Forcatulus, a learned writer on law, accepts as true a story, very like one to be found in Rabelais, and which Flögel quotes from another accomplished jurist, Accursius. It is a story in which ignorance is made to pass for wisdom, and is therefore, although common, yet not quite so excellent a joke as it would pretend to be; and is to this effect:—
The Romans sent an ambassador to Greece, in order to procure a copy of the Laws of the twelve Tables. The Greeks would make no such costly gift till they were satisfied that the petitioners had men amongst them who could comprehend the wisdom of the Laws. They despatched an envoy to look into the matter; and when the Romans heard of him and his purpose, they resolved to defeat him by means of a fool.

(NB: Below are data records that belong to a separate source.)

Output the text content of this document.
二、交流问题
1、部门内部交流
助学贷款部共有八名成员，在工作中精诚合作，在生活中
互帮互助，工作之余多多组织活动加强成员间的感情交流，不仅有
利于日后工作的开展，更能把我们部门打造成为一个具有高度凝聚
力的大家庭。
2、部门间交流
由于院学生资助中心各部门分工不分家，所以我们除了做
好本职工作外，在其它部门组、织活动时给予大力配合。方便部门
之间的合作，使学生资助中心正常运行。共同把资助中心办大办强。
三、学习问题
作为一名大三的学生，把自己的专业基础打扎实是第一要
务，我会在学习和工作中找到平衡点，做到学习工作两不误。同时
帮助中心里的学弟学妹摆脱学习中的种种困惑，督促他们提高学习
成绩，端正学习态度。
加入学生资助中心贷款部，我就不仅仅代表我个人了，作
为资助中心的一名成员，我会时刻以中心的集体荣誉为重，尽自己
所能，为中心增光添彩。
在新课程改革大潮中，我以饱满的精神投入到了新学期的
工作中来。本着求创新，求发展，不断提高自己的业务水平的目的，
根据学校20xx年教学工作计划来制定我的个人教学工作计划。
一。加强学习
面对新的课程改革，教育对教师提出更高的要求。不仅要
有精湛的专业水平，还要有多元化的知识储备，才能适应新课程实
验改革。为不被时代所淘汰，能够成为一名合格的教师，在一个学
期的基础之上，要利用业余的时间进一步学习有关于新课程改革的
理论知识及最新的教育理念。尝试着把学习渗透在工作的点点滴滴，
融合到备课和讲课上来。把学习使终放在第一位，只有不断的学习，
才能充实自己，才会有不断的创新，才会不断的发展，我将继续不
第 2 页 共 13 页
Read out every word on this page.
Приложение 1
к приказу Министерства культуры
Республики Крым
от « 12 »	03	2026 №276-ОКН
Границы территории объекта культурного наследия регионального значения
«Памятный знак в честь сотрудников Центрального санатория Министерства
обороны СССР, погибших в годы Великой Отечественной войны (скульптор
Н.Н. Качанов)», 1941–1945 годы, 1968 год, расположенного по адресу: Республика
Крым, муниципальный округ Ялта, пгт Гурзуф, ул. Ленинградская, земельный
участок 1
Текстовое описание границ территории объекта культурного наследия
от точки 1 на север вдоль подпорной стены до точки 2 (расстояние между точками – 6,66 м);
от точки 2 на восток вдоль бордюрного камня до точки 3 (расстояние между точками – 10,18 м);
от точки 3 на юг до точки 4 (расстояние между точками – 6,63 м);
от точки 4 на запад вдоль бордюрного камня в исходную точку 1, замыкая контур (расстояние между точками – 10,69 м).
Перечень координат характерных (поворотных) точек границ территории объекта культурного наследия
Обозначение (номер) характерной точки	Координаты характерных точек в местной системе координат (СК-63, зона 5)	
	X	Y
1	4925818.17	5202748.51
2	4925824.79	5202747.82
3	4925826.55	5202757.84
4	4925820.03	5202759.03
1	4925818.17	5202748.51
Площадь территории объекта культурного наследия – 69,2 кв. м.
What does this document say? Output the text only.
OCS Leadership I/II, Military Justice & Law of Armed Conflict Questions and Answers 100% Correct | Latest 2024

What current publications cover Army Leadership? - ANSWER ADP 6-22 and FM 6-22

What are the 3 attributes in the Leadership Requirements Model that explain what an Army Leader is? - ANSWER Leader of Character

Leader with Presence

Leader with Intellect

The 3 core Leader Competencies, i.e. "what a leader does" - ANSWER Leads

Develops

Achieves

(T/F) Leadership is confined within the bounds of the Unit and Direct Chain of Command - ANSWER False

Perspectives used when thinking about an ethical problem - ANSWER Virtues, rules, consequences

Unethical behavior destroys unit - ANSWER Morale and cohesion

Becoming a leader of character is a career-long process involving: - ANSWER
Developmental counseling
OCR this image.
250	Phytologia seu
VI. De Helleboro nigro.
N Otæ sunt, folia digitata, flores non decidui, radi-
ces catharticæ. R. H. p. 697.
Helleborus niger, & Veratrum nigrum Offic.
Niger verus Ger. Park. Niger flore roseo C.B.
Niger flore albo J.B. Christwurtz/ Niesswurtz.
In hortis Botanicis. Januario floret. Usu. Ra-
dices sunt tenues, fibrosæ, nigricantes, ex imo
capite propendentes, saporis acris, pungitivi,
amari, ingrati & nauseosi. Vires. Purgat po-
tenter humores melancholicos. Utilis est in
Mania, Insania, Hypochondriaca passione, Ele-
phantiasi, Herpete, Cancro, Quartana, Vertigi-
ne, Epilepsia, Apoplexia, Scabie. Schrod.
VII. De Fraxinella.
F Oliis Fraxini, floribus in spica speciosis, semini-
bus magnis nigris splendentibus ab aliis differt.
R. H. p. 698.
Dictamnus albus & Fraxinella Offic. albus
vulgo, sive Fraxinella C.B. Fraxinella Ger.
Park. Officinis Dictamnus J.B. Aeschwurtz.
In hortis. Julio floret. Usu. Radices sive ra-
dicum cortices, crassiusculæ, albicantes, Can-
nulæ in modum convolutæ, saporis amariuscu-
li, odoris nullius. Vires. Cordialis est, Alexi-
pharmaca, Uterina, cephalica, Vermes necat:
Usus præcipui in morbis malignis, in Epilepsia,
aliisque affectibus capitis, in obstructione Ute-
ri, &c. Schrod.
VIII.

They clothed the latter in purple, surrounded him with a guard of honour, and dismissed him to encounter the accomplished ambassador from Greece, with one single point of instruction,—he was on no account to open his mouth.
The Athenian commissioner, seeing the representative of Roman wisdom standing before him, grave and speechless, observed, with a smile, “I understand. The gentleman is a Pythagorean, and carries on an argument only by signs. With all my heart!” And, thereupon he raised a single finger, to imply that there was only one principle of nature in the universe.
The simpleton sent by Rome, not dreaming that this was the opening of a philosophical argument, but looking upon it rather as a menace, extended two fingers and a thumb towards the Greek, as if about to take him by the nose.
“Good! very good!” murmured the Athenian. “He shows me the Pythagorean Trias,—the triple God in one. I must intimate that I understand him;”—and the philosophical envoy approached the stolid Roman, with the flat of his hand extended towards him. He intended thereby to imply that the divine Trias was the upholder of all things. The Roman, however, thinking it an approximation to a box on the ear, drew back a step, lifted his doubled fist, and awaited the coming of the Greek.